My journey started back in 2015 when Ella was born. I was determined to breastfeed; I went to breastfeeding classes, did reading etc but nothing prepared me for the actual reality. I had pethidine in labour which meant Ella was very sleepy when she was born & wouldn’t latch… we tried & tried (& I cried & cried) – I was devastated; I felt I had failed at the first hurdle. We saw breastfeeding counsellors, tried shields but it just wasn’t happening. In the meantime I was hand expressing colostrum onto a spoon, giving it to her & then topping her up with formula (another very emotional time). During a routine ward visit, one of the midwives suggested I try pumping – they lent me a hospital grade pump & off I went! That was the start of my exclusively pumping journey…. I realised that whilst Ella could not directly nurse, I could pump & give her breast milk in a bottle. I did some reading & realised it wasn’t going to be that simple – babies are much more efficient than a pump & so I needed to mimic a baby feeding, which basically meant pumping every 3 hours, 24/7 until my supply was established. I was met with support by some midwives, whilst others told me I would never be able to keep my supply up long term… I was determined to prove them wrong! I hired a hospital grade pump, worked out a pumping schedule & off I went! I initially wanted to make it to 3 months, however in the end I managed to exclusively pump & feed Ella breast milk for 8 months, only stopping because I was going back to work.

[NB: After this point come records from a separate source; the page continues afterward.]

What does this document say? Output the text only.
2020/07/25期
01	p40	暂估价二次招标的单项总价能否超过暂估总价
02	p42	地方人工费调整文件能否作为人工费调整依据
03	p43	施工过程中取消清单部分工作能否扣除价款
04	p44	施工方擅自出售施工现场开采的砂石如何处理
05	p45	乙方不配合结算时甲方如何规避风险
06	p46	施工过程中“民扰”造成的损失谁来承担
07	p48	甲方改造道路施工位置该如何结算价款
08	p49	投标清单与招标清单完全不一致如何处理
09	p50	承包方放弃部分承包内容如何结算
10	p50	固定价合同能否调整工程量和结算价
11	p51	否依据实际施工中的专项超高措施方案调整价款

It was hard & I was very emotional at times; I felt guilty that I couldn’t direct nurse & often felt judged for pulling out a bottle in public to feed Ella (despite knowing that there was breast milk in it) – although part of me was immensely proud of my achievement I still harboured a heartache about not being able to directly feed.

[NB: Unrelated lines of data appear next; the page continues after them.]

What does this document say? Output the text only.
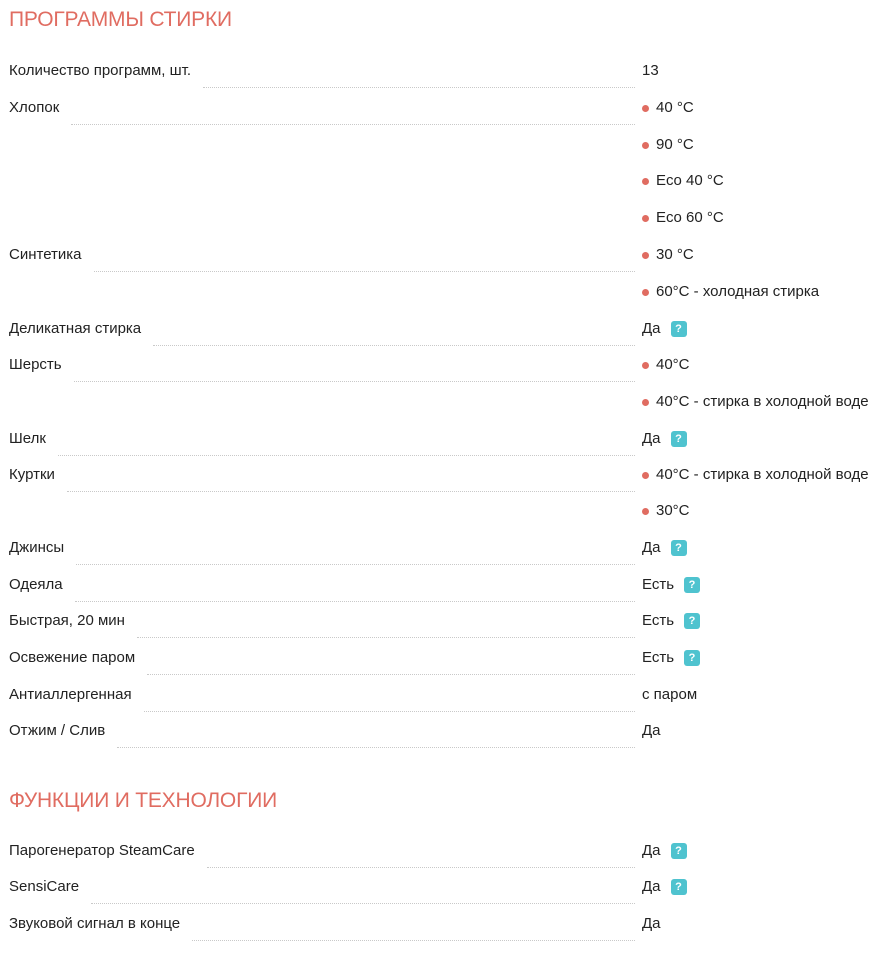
ПРОГРАММЫ СТИРКИ
Количество программ, шт.	13
Хлопок	40 °C
90 °C
Eco 40 °C
Eco 60 °C
Синтетика	30 °C
60°C - холодная стирка
Деликатная стирка	Да	?
Шерсть	40°C
40°C - стирка в холодной воде
Шелк	Да	?
Куртки	40°C - стирка в холодной воде
30°C
Джинсы	Да	?
Одеяла	Есть	?
Быстрая, 20 мин	Есть	?
Освежение паром	Есть	?
Антиаллергенная	с паром
Отжим / Слив	Да
ФУНКЦИИ И ТЕХНОЛОГИИ
Парогенератор SteamCare	Да	?
SensiCare	Да	?
Звуковой сигнал в конце	Да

Fast forward to today & Finn is almost 4 weeks old…. whilst he would latch he wouldn’t actually swallow anything… & so my pumping journey has begun again! I’m far more knowledgeable this time round & so am feeling much less emotional about not being able to directly nurse; I’m still giving Finn breast milk – it’s just via a different method!
I wanted to share my story as I don’t think there’s enough information or support out there around the option of pumping or that just because it’s not direct nursing it’s not classed as breastfeeding (which it is/should be)….

Kirsten (36y, Liphook)

At Cover Me Baby we believe that fed is best and that all mums should be supported, informed and empowered to feed their baby in which ever way is best for them and baby. We hope that this blog helps mums to realise that everyone’s journey is different and unique to them and what we plan is often very different to the reality. 

We would like to thank each and everyone of you for sharing your story with us and we hope that it empowers all you wonderful mothers out there!